In onderzoek naar prijsvorming op de Nederlandse huizenmarkt was tot nu geen aandacht voor de rol van het sentiment in de mediaberichtgeving over de huizenmarkt. Tegelijkertijd blijkt uit studies over buitenlandse huizenmarkten dat een dergelijk sentiment het gedrag van huizenkopers kan voorspellen. Gelden deze bevindingen ook voor Nederland?

In het kort

– Het sentiment in de mediabericht­geving over de huizenmarkt is een indicator voor toekomstige ­prijzen en transactievolumes.

– Dit is een robuust effect dat geldt voor zowel kranten als online-media, maar het impliceert geen causaliteit.

– Het effect van sentiment verschilt per prijssegment, waarbij het ­effect het grootste is in het ­laagste huizenprijssegment.

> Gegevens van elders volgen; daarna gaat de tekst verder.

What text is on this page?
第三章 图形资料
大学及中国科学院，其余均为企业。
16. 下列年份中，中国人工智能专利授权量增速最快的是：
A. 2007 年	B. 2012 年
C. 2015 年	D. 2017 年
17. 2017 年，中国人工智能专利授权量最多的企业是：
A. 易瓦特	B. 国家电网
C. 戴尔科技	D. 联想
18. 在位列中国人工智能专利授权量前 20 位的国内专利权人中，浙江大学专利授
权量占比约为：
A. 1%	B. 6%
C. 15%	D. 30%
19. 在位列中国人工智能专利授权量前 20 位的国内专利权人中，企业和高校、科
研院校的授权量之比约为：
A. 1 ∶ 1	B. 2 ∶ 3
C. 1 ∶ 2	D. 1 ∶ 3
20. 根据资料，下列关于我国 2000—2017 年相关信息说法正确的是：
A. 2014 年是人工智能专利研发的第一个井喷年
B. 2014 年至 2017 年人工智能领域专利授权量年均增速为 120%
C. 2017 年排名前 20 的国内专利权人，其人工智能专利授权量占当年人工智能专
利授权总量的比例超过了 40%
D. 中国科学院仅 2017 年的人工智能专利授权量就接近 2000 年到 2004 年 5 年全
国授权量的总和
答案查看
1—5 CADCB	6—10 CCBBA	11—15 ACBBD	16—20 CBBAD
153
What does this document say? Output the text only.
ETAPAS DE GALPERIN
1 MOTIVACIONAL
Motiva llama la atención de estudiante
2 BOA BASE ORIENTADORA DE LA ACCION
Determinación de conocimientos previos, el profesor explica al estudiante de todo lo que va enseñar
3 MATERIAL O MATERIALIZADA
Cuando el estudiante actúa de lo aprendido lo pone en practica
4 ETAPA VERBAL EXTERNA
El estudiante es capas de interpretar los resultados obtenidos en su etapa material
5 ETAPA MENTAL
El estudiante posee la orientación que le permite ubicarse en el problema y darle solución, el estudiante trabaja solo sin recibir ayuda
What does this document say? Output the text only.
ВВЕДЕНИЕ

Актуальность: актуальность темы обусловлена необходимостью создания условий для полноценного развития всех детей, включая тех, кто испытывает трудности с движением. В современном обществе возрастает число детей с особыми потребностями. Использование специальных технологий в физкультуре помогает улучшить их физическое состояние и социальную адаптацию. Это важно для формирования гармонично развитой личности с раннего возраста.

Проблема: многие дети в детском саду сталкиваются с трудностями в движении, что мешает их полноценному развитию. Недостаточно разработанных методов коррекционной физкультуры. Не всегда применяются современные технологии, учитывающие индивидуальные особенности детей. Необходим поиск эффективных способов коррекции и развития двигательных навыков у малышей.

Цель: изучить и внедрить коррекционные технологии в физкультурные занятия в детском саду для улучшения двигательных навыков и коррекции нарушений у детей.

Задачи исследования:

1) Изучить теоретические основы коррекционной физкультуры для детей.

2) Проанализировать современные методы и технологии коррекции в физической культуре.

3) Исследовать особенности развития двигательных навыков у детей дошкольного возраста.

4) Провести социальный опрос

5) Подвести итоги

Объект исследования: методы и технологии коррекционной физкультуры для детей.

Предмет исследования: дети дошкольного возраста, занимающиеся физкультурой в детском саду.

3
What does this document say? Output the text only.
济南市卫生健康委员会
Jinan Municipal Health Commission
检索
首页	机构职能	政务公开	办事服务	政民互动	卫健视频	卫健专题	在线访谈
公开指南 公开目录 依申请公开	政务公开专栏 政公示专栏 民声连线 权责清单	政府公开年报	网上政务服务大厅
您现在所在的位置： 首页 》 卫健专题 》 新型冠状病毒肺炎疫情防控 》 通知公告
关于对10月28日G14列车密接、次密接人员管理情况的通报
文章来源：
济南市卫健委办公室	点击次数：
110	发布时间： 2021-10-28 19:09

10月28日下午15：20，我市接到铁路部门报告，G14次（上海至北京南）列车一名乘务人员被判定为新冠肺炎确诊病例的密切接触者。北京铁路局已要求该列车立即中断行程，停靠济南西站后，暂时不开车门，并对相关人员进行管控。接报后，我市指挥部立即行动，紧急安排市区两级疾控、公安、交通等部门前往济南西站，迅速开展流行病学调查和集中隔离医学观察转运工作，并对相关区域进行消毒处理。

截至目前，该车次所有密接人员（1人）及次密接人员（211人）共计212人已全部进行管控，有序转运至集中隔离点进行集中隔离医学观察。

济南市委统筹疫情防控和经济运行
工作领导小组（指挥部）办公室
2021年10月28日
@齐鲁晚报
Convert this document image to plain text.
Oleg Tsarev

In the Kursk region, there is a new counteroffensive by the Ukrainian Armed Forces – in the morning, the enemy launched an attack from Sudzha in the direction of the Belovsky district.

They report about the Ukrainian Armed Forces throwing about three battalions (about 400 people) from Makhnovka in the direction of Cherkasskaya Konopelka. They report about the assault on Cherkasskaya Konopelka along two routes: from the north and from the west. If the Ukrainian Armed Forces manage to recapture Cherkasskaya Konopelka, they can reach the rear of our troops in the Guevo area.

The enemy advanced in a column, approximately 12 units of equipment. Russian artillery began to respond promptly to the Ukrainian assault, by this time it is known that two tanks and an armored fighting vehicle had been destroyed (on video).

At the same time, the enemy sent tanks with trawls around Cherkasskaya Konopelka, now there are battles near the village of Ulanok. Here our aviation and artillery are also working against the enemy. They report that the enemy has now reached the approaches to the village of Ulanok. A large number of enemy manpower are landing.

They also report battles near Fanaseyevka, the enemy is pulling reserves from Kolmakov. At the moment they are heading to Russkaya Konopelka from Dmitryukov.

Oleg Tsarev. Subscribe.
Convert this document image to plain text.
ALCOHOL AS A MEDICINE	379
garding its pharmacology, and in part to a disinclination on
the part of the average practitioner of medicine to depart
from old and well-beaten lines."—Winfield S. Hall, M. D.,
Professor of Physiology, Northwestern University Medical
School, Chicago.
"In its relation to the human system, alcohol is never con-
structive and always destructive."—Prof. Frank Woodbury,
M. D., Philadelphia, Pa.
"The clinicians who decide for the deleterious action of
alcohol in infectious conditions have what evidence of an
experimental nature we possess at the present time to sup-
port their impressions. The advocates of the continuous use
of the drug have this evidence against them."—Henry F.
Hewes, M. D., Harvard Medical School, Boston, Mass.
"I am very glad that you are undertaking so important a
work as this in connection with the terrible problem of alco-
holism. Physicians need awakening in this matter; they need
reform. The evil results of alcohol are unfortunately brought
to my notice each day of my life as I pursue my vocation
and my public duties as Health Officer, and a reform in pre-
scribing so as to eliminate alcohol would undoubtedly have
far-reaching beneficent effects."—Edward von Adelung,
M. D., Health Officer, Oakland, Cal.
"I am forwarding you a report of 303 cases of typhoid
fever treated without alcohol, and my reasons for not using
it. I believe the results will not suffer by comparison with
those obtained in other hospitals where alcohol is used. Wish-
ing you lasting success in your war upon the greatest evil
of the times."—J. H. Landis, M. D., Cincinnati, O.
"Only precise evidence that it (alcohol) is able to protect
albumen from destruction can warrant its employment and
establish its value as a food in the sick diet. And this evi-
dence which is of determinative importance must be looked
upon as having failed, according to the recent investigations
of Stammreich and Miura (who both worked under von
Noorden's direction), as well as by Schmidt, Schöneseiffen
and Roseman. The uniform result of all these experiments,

Vanwege het belang van de huizenmarkt voor de Nederlandse economie is het relevant om te weten hoe huizenprijzen tot stand komen. De goed draaiende huizenmarkt is immers een grote aanjager van de huidige hoogconjunctuur (Prins, 2018). Verder is de structuur van de Nederlandse huizenmarkt een van de redenen waarom de afgelopen recessie in Nederland langer duurde en dieper was dan in veel andere landen (Groenewegen, 2016).

Uit eerder onderzoek blijkt dat de huizenprijsontwikkeling in Nederland deels valt te verklaren met de rente­voet, het besteedbaar inkomen van huishoudens en het werkloosheidspercentage (Galati et al., 2011; Kranendonk en Verbruggen, 2008; Verbruggen et al., 2005; De Wit et al., 2013). Maar sentimentsfactoren komen in deze studies niet aan bod, terwijl ze wel degelijk een rol spelen in de prijsvorming op (financiële) markten. Zo vond Tetlock (2007) dat de mate waarin een toonaangevende column in The Wall Street Journal in de periode 1984–1999 pessimistisch berichtte over de Dow Jones Index, een voorlopende indicator was voor het aandelenrendement, los van de onderliggende waarde van deze aandelen.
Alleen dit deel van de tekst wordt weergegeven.